For this type of photography size matter – and I’m talking about your lens. I used a 300mm telephoto on my crop sensor body bringing me up to an effective 450mm focal length. Now, if you feel your lens isn’t up to snuff, don’t fret – you can rent. I use LenstRentals.com to rent big and specialty lenses. They’re an online service that ships the lens directly to you. After your period is up, you simply drop it off at your nearest FedEx location and you’re done. They also don’t need a full-deposit like many other rental services require. Which is nice considering the lens I use retails for around $6,000. Compared to the price of owning one of these beasts, the rental fees are much easier to swallow, and their service and selection is great.
So you captured it breaking the sound barrier?!
Sadly, no. A common misnomer of the iconic “Vapor Cone” is that you’ve captured the moment the jet breaks the sound barrier. However, this is not the case. The phenomenon captured in a few of these images is knows as the Prandtl-Glauert Singularity. I personally like Vapor Cone or Shock Egg, but it’s nice to know the official-sounding, official word for this type of occurrence!

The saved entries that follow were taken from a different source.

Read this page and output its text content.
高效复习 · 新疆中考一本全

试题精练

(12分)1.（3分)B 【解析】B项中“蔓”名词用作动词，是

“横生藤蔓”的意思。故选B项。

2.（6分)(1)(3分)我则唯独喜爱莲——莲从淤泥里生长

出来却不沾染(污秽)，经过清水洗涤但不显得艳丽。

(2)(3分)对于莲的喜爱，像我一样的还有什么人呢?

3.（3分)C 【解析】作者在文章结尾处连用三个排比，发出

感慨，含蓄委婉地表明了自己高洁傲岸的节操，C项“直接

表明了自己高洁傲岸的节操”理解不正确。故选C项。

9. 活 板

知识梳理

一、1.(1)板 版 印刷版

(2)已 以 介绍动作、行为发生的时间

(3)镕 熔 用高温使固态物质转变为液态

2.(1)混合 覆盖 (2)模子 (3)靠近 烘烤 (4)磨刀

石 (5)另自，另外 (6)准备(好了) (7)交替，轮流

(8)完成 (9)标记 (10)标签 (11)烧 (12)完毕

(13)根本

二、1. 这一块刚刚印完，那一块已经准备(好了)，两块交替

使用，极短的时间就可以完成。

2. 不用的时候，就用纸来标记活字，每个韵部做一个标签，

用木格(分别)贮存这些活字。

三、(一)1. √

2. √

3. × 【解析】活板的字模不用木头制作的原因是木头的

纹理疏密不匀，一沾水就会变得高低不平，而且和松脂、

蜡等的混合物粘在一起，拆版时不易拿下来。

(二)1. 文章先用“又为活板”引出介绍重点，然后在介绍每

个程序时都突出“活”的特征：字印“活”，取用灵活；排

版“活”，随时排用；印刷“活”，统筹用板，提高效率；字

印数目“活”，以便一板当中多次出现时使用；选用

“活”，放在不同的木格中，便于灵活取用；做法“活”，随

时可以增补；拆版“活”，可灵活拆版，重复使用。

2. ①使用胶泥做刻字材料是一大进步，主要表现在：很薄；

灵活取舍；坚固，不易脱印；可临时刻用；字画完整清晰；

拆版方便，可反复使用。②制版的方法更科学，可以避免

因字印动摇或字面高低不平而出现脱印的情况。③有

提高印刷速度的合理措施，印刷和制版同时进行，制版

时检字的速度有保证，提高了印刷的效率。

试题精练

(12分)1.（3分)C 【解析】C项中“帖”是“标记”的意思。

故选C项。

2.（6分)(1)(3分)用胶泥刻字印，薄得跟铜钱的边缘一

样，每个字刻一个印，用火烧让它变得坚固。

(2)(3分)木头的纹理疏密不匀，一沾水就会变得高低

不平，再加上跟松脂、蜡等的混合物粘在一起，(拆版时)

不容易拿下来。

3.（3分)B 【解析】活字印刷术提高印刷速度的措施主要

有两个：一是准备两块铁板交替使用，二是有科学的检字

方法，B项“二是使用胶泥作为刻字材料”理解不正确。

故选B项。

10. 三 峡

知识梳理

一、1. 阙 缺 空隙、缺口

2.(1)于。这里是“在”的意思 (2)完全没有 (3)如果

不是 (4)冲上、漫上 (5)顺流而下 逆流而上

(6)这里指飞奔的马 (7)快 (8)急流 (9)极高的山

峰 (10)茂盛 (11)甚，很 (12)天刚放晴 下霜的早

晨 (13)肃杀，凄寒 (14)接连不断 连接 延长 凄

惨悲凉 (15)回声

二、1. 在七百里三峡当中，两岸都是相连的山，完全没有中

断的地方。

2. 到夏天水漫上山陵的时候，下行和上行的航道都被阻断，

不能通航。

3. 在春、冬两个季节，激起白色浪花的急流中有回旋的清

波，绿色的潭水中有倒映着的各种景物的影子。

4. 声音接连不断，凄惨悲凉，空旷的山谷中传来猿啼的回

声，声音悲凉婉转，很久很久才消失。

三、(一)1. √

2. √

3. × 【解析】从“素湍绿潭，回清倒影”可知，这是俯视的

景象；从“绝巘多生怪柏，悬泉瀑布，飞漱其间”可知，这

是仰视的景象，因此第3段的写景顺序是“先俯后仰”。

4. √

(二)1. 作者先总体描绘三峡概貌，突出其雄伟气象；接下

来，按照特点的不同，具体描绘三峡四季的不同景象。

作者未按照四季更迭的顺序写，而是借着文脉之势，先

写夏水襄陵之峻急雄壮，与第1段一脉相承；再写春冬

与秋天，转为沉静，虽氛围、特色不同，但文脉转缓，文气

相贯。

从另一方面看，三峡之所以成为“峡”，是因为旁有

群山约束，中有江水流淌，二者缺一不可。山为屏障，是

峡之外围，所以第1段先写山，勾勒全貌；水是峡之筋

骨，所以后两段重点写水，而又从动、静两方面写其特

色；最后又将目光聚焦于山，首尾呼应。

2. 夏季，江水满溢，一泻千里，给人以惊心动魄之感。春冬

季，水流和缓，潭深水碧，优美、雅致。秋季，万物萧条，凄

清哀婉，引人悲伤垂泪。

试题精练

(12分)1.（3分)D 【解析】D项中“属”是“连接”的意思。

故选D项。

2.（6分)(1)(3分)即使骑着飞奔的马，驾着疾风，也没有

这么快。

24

The actual study of this phenomenon involves very complex mix of mathematics and aerodynamics that is too advanced for me to fully grasp, but the accepted reason for why it happens is this: At near super-sonic speeds, in suitability humid air, and low-level flight, the air moving over the aircraft’s surfaces causes an extreme drop in air-pressure. This drop of air-pressure is accompanied by a drop in temperature. When the ambient air is humid enough, this drop in temperature can cause the air in the low-pressure region to fall below its dew-point. When the temperature falls below the dew-point, the moisture in the air condenses to form a visible cloud of moisture. And there you have your vapor cone!

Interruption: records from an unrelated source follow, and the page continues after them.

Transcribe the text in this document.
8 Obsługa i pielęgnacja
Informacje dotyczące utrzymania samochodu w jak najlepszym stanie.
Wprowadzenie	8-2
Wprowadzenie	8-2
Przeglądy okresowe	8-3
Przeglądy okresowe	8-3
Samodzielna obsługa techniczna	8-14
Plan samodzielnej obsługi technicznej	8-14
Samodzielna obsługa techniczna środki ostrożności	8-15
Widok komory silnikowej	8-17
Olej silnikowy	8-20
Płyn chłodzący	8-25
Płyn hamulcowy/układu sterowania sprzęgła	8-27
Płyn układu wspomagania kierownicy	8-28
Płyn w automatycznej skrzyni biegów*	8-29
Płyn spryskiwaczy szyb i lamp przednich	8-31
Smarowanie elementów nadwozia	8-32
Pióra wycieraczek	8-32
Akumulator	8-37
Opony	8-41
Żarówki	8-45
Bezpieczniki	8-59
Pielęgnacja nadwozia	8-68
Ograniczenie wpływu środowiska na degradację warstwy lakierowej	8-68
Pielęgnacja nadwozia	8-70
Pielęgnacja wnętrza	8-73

Lastly, to the best of my knowledge it is illegal for aircraft to break the sound barrier over populated areas. Though that law does not apply to military aircraft, I believe they adhere to that rule unless there is an emergency or event that requires supersonic flight. At the close proximity these jets fly to people and buildings at an air show, a sonic boom from a truly supersonic jet can cause hearing and property damage. Though it would be cool to hear and see one with proper ear protection.
To conclude, given ideal and identical atmospheric conditions, a jet that breaks the sound barrier will form a vapor cone, but a jet that forms a vapor cone won’t necessarily break the sound barrier.